Клер исчезла и появилась с парой красных туфель, которые она надела на ходу. Черная шелковая блузка и белоснежная юбка показались ей слишком обыденными, пока она не нашла красную отделку, чтобы оживить ансамбль. Но не был ли он слишком строгим? Откуда она могла знать, как ей одеться, ведь он ничего не говорил, куда они собираются ехать.

— А другая клипса? — спокойно напомнила ей Нора. — Ты что, собираешься выходить в этих туфлях в такую погоду?

— Тротуары сухие. — Клер побежала за недостающей клипсой и услышала стук в дверь.

— Я открою, — сказала Нора. — У тебя две секунды, чтобы привести в порядок свое дыхание.

Клер благодарно кивнула. Потом она услышала, как Джоэл бархатным голосом поздоровался с Норой и та не замедлила сказать:

— Джоэл, ну скажите ей, что нужно надеть сапоги!

Не моргнув глазом Джоэл чмокнул Нору в щечку и приказным тоном сказал:

— Клер, надень сапоги.

Одарив их обоих кривой усмешкой, Клер схватила пальто и вышла из дому. Быстрой легкой походкой Джоэл тут же догнал ее. Когда она повернулась, чтобы поздороваться с ним, он с серьезным видом разглядывал ее туфли.
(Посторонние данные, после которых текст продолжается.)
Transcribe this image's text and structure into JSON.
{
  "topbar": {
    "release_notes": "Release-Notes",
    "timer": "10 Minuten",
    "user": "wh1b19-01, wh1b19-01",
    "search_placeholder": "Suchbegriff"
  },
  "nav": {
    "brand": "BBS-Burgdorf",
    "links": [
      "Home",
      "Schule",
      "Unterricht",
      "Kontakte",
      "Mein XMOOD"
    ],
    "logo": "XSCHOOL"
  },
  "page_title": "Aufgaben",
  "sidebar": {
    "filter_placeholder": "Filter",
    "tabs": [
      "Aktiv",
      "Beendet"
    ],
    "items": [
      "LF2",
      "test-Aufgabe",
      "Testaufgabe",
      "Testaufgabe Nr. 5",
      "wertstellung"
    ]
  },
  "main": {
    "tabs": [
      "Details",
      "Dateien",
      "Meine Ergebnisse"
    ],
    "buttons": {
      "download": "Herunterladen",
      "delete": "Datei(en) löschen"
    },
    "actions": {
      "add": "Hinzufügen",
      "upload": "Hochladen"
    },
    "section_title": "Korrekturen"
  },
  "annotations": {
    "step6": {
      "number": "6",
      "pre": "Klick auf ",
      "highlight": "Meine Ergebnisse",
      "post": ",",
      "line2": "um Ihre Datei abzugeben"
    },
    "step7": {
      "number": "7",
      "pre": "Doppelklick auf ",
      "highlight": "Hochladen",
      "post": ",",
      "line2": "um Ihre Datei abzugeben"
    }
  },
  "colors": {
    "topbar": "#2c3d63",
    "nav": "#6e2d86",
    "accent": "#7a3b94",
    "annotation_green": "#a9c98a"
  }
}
— Такой легкомысленной обуви я давно не видел. Она держится на ногах силой гравитации или силой воли?

— Силой воли.

— Зная вас, я должен был догадаться.

— Л как насчет того, чтобы поздороваться? Или прямо в машину? — мягко спросила Клер. После ночной смены и непродолжительного сна у Клер не было времени подумать о предстоящем обеде. А может, вообще не стоило задумываться о нем. Она была готова убить Джоэла за то, что он приехал почти на час раньше, но, когда увидела его, лишь непроизвольно улыбнулась — и все.

Он, видимо, не прилагал особых усилий, чтобы выглядеть опасно привлекательным, это получалось само собой. На ком-нибудь другом серый вельветовый пиджак и темные брюки выглядели бы совершенно безобидно, но на Джоэле эти темные тона лишь слегка скрывали сексуальность, которая исходила от него. Но ничто не могло скрыть нрав неукрощенного зверя, который сидел в нем, и совершенно бесцеремонное выражение глаз. Когда они подошли к машине, однако, в его дьявольски непостижимых глазах неожиданно появилась мальчишеская уязвимость.

Она поняла, что машина была его любимицей, и шутливо сказала:

— И не жалко вам вывозить ее в такую грязь?

— Седан «Корд Винчестер», модель тысяча девятьсот тридцать пятого года. Точная копия.

— А-а-а… — с видом знатока протянула она.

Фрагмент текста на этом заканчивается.